Lunz


•• Lunz + Jean-Jacques Perrey + Luke Vibert @ Royal Festival Hall, London, 15 March 2004
•• Published: Logo magazine (now defunct), March 2004

Do you have to experience pain to truly appreciate pleasure? Does the dark side serve to make life's lighter moments seem brighter and more enjoyable? Is it normal behaviour for pensioners to have full-blown conversations with toy elephants?

Well, philosophising aside, this was certainly an evening of contrasts. Forming part of the Royal Festival Hall's Ether season, a series of concerts and events aimed at blurring the ever flimsy boundaries between classical and electronic music, tonight's concert/lecture/live performance may not have caused the inevitable ticket scrum Kraftwerk's rare live appearance did, but still provided an interesting evening's entertainment nonetheless.

The night kicks off, or rather politely introduces itself, with some gentle ambience from ex-Krautrocker, Hans-Joachim Roedelius and US composer Tim Story. With Roedelius on piano, Story behind the keyboards and the accompaniment of a lone violinist, the music straddles the classical and electronic camps with ease. The problem with much ambient music has always been that it gets tarred with the 'incidental' brush and rightly so; bland, formless, self-indulgent sonic wallpaper is all too common within the genre. But to call Roedelius and Story's shockingly beautiful piano-led soundscapes background music would be akin to calling a gorgeous sunset 'background visuals'.

Their music, while relaxing and uplifting, has enough direction, momentum, quirks and surprises to keep the audience's ears open, rather than their eyelids shut. Playing material from their 'Lunz' collaboration, Roedelius and Story's sound is at times reminiscent of Brian Eno's 70's Ambient series or William Orbit's 'Pieces in a Modern Style', though lazy comparisons only serve to do these uniquely stirring and at times melancholic compositions a disservice. This isn't aural cardboard like ambient often can be, but bright, vivid, emotional music that while inspiring calm, also forces the crowd to sit up and take notice.

A good job too as this prevents a rude awakening from groundbreaking sonic pioneer, Jean-Jacques Perrey.

Perrey delivers humourous anecdotes and tells tales of his work with Edith Piaf and Walt Disney, managing to maintain interest in spite of the disorganised chaos that ensues as he and his assistant grapple with the CD player and aged reel-to-reel tape recorder when they attempt to play some of his much-sampled body of work.

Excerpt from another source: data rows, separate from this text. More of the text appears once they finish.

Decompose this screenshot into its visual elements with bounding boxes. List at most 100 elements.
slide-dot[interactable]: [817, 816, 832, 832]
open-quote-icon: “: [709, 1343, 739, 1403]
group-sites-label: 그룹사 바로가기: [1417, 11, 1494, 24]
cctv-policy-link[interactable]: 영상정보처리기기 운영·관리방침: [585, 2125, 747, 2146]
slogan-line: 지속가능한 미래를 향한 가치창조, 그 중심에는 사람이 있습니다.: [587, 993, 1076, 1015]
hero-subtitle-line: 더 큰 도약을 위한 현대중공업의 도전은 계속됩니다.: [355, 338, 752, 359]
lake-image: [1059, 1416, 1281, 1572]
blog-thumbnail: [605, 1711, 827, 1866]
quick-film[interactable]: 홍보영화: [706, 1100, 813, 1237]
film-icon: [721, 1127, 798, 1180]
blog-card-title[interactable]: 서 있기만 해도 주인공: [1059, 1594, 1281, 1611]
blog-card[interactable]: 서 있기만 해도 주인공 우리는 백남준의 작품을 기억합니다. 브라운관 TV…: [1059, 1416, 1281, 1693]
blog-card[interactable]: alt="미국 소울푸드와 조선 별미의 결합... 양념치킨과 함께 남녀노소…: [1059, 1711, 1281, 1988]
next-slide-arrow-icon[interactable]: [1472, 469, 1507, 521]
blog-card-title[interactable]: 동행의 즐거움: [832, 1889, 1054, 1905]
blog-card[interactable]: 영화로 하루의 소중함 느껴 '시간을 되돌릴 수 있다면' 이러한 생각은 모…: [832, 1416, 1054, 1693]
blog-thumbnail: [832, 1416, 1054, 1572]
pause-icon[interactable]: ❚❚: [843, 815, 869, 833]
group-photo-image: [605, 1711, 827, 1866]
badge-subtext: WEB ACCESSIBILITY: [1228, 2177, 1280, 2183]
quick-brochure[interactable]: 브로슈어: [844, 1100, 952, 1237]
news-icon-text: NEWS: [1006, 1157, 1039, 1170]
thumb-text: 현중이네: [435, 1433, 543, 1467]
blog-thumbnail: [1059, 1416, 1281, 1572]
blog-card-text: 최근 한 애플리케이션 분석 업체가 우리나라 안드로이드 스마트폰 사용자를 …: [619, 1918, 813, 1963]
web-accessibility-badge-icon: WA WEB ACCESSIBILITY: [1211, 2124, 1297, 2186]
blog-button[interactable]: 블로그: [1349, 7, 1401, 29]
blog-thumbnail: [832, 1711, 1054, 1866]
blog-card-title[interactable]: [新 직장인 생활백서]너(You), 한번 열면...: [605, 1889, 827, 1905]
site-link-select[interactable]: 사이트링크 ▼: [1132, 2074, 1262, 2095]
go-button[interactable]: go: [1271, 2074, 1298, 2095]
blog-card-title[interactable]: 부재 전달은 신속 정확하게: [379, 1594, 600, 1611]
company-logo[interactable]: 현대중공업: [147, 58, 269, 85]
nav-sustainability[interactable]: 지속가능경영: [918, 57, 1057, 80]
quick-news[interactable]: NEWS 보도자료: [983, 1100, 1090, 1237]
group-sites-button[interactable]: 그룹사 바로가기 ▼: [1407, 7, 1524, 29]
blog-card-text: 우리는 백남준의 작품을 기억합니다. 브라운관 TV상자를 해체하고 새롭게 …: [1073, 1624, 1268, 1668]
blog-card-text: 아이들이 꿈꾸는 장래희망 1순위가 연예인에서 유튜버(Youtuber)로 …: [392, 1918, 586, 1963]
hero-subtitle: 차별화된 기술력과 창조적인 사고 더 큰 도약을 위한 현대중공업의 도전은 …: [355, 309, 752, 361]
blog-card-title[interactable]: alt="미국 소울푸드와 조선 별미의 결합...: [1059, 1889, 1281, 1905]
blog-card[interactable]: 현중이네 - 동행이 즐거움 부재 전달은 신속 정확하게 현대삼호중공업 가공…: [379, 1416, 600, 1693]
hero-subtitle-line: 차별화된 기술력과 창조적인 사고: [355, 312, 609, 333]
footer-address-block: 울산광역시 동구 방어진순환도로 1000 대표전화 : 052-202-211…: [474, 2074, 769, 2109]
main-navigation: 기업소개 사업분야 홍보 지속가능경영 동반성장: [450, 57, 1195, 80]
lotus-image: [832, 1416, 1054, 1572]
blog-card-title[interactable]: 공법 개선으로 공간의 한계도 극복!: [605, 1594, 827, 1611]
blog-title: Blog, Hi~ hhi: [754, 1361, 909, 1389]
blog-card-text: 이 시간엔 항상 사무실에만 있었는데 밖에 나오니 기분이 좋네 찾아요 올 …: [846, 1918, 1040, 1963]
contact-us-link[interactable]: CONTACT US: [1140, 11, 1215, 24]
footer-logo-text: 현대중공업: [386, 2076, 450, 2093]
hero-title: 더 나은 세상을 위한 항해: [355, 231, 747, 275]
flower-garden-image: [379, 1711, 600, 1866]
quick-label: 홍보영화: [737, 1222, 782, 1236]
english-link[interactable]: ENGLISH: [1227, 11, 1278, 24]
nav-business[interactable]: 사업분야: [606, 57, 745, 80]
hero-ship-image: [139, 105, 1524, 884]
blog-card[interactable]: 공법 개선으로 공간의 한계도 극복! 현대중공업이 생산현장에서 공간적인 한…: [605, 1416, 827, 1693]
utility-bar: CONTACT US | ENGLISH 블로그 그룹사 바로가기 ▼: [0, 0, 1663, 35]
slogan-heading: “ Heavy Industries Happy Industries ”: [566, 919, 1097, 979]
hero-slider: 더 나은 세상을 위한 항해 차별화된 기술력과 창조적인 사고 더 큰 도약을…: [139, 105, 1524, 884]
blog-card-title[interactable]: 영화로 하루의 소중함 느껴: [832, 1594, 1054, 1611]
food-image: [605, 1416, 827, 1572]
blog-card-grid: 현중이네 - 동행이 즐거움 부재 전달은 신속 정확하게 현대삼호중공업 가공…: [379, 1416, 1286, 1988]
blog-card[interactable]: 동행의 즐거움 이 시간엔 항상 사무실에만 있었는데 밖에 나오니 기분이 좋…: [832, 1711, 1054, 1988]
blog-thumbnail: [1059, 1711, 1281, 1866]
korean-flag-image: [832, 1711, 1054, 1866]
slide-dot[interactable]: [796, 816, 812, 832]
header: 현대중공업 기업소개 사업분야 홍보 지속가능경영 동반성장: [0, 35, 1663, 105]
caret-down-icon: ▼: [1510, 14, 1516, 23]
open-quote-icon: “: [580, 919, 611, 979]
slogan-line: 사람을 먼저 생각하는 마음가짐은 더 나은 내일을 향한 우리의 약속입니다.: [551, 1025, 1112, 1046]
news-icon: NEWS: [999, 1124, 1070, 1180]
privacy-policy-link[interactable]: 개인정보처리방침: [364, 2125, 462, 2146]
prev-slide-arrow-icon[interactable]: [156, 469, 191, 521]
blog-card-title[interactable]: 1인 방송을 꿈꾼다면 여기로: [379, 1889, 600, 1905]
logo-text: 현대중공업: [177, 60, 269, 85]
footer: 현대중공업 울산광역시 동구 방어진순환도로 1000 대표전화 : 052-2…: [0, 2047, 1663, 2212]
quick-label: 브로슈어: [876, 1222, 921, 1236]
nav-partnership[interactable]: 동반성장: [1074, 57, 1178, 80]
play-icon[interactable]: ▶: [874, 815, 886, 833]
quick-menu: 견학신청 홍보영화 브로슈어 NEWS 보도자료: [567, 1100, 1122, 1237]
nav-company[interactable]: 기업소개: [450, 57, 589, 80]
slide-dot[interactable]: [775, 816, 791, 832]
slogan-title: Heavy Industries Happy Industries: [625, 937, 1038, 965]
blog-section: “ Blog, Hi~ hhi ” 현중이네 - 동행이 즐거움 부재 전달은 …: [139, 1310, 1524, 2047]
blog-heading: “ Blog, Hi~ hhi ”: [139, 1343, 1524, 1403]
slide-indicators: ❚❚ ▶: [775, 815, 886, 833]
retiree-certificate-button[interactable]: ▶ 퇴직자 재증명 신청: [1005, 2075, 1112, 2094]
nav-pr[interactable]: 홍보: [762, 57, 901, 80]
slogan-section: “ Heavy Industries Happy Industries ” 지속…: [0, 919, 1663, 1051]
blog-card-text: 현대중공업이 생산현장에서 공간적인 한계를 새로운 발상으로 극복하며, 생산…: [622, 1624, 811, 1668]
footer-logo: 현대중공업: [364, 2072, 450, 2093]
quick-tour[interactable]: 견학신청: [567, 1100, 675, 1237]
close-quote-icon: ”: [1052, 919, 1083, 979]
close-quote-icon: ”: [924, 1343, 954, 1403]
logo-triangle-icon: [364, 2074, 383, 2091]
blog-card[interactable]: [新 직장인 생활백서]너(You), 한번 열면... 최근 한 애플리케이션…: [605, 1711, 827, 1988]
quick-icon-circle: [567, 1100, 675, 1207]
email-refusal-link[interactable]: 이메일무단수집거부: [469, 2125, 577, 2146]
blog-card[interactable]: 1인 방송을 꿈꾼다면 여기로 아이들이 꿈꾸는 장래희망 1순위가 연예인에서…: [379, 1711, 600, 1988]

You get the feeling the unrehearsed air of madness that permeates the stage owes little to the Frenchman's 75 years and more to his general demeanour as he frequently talks to (and through) a dancing stuffed toy elephant and often communicates in sounds rather than words like some kind of psychedelic Rolf Harris. This is after all the man that, using primitive sampling techniques involving audio tape, a ruler and a razor blade, spent 72 hours producing 90 seconds of sound to re-record The Flight of the Bumblebee using the sound of real live bees.

While this moment of madness seems inspired, others he shares, such as Carmen Dogs (the music of the opera Carmen interspersed with the sound of dogs barking), paint him as the musical equivalent of his once close friend Salvador Dali; eccentric, indulgent and manic with odd flashes of creative brilliance. The airing of his best-known piece EVA helps remind us of the latter.

Perrey's surreal and sometimes insane lecture sets us up nicely, or perhaps nastily, for Luke Vibert's audio onslaught. Starting with a screech and a squeal, Vibert forces his laptop to spew out raw streams of dark electronic mayhem, his performance relying on the kind of challenging discordance beloved of the Aphex Twin but minus the stunning moments of beauty Aphex often relieves the tension with.

Vibert's interpretation of Perrey's work verges on complete self indulgence, purposefully crushing any semblance of a coherent tune or rhythm under another avalanche of clattering, crashing, head-splitting feedback. Clever? Perhaps. Listenable? Not particularly, no. This really is tuneless ear-bleed techno twaddle, making Intelligent Dance Music seem somewhat brainless and sending it straight to the back of the class. There is the odd flash of Perrey's humour but nothing of any true substance escapes Vibert's incoherent musical mangling.

The light at the end of the tunnel is provided by Jean-Jacques' return to the stage to perform a duet alongside his friend and fellow countryman. Perrey stands at his aging Moog and Vibert grins behind his laptop as the pair produce their own take of playground favourite Freres Jacques. It offers a little melody and humour to round the evening off but it seems Vibert's sense of melody was stolen backstage by the first act of the night.

Very much a night of darkness and light, pleasure and pain, genius and madness, beauty and the scratching, banging, scraping, musical beast. A unique experience to say the least.